The plan calls for helping communities “achieve the state’s policy goal that no adoptable or treatable dog or cat should be euthanized,” citing language of the 1998 Animal Shelter Law; a law I was intimately involved with.
Last March, I wrote the Governor on behalf of the No Kill Advocacy Center. I told him that California kills more animals than almost every other U.S. state and we don’t have to. It’s uncivilized and inhumane, it wastes taxpayer dollars, provides no public safety benefit or value, and it is absolute, irreversible, and irreparable.
I explained that for far too many years, this killing has been done in the name of pet overpopulation and under the false premise that alternatives to killing were not feasible, practical, or affordable. In other words, the killing has proceeded under the false belief that the problem of shelter killing was not solvable.
The problem of shelter killing – a problem that not only robs animals of their lives but breaks the hearts of compassionate Californians – has a fix: change how shelters are run.
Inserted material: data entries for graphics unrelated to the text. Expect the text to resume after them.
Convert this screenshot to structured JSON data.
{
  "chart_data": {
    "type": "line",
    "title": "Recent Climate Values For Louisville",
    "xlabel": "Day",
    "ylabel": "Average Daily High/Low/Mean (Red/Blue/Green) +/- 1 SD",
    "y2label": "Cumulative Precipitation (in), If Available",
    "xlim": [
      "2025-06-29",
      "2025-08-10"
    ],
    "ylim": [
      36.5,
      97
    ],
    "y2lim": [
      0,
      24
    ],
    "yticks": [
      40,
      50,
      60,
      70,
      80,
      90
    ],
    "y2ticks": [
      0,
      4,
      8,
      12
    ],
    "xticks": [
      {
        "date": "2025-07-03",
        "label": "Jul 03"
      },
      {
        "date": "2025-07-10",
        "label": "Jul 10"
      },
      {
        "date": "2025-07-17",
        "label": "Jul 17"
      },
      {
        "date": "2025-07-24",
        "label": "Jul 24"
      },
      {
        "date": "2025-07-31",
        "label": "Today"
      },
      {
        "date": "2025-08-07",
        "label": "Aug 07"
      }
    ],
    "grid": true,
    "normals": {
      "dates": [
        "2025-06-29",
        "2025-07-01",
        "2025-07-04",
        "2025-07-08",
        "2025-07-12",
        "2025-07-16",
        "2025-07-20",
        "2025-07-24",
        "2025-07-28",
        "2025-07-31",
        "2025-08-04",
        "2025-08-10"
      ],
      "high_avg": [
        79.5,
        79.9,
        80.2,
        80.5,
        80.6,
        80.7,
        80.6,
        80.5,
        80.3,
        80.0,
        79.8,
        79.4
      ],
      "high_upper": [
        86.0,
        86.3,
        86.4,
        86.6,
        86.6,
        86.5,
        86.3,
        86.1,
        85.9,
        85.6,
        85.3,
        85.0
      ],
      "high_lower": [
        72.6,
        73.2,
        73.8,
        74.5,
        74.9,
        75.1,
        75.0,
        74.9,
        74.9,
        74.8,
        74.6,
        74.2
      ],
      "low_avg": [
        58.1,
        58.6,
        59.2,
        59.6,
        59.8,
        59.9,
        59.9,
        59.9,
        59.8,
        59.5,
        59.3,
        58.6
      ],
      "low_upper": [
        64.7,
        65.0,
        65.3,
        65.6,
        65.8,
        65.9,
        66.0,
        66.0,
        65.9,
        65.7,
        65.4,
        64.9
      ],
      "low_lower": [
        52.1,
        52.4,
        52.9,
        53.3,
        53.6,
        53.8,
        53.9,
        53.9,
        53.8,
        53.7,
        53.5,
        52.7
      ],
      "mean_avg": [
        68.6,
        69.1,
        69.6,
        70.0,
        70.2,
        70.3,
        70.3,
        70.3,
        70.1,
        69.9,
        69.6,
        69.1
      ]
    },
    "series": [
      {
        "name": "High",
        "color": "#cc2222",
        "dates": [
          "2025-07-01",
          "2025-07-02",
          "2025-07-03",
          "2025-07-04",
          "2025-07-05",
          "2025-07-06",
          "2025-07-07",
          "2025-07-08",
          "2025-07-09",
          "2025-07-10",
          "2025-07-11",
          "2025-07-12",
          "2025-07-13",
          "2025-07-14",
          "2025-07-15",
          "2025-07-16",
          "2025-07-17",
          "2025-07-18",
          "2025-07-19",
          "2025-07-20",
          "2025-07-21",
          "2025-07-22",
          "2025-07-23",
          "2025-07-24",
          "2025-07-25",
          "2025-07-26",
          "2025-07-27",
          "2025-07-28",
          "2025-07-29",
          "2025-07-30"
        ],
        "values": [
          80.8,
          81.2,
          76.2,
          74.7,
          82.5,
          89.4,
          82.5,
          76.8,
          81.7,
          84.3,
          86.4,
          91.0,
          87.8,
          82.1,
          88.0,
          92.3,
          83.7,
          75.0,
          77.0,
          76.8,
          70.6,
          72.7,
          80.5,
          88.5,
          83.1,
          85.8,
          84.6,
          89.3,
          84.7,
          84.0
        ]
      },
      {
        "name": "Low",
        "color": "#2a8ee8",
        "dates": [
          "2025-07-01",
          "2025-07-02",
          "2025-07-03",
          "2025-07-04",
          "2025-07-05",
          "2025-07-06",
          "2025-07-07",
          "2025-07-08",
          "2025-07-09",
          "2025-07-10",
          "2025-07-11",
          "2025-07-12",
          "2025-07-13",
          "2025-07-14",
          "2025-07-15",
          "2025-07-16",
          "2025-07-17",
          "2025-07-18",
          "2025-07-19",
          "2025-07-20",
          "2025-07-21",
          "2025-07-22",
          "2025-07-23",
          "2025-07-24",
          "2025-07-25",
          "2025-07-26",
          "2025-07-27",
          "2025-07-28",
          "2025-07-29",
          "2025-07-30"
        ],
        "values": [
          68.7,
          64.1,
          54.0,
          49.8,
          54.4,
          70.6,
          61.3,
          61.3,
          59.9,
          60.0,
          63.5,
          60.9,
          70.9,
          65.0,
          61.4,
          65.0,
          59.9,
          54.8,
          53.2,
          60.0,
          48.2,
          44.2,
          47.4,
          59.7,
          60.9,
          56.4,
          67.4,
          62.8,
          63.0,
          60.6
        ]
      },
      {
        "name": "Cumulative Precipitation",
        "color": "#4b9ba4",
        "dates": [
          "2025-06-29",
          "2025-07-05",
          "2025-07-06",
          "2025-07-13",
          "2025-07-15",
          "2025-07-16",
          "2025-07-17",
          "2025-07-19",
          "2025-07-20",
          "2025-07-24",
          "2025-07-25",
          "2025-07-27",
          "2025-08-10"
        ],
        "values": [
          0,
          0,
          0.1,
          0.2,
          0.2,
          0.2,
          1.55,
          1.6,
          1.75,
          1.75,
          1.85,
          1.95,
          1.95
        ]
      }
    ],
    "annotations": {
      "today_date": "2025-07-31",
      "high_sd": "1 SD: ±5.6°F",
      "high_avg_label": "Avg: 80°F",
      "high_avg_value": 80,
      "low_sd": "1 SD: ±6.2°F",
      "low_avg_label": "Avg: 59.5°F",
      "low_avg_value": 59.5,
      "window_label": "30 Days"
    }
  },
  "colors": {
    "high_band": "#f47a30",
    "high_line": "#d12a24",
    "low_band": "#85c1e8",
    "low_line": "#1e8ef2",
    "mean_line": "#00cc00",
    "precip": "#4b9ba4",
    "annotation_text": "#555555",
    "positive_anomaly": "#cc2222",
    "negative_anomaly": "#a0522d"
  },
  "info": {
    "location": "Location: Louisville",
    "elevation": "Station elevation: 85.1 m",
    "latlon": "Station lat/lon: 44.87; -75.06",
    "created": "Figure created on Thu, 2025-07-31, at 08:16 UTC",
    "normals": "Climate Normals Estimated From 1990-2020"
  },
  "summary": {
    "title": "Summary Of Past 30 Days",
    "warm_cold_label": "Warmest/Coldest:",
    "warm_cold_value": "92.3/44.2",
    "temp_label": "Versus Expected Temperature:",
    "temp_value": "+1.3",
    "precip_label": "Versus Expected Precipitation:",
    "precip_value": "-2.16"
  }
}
We know how to end the killing. And experience proves we can. I closed by asking him to stand up for the 166,000 animals slated to lose their lives in a California kill shelter this year. Yesterday, he did.
Unfortunately, the “solution” proposed by Governor Newsom is at odds with the nature of the problem. Although a better use of the budgetary allocation would have been to fund the 1998 Animal Shelter Law, which his two predecessors refused to do, a one time grant isn’t going to get us to the goal line, because animals in California shelters are not dying because of lack of money. They are dying because many local municipalities continue to run their shelters on a failed, flawed, reactive, anachronistic 19th Century model that seeks to impound and kill animals at the lowest possible cost, without regard for long-term costs, broader economic benefits, or ethics. They have historically fought any effort to modernize operations, choosing to hide behind worn out cliches about “public irresponsibility” and the need to kill. And they hide behind out of state organizations such as PETA, the ASPCA, and the Humane Society of the United States, which, though large, wealthy, and influential, continue to champion outdated, ineffective models to those in positions of decision-making authority.
As such, what is still needed is comprehensive shelter reform legislation. I hope to convince him of that in the coming weeks and months as we meet with his point staff on this issue. I am not naive, but I am cautiously optimistic. Since taking office, the Governor has signed numerous pro-animal bills into law. He has allocated millions of dollars to provide free veterinary care for the pets of homeless people. And he has now signaled his willingness to look at ways to get shelters to live up to their dictionary definition as a haven; a refuge.
Governor Newsom may not know it yet, but the road that leads to that brighter future is paved not with dollars, but shelter reform legislation.
An end to (pet) housing discrimination, an issue he is already passionate about, couldn’t hurt, either.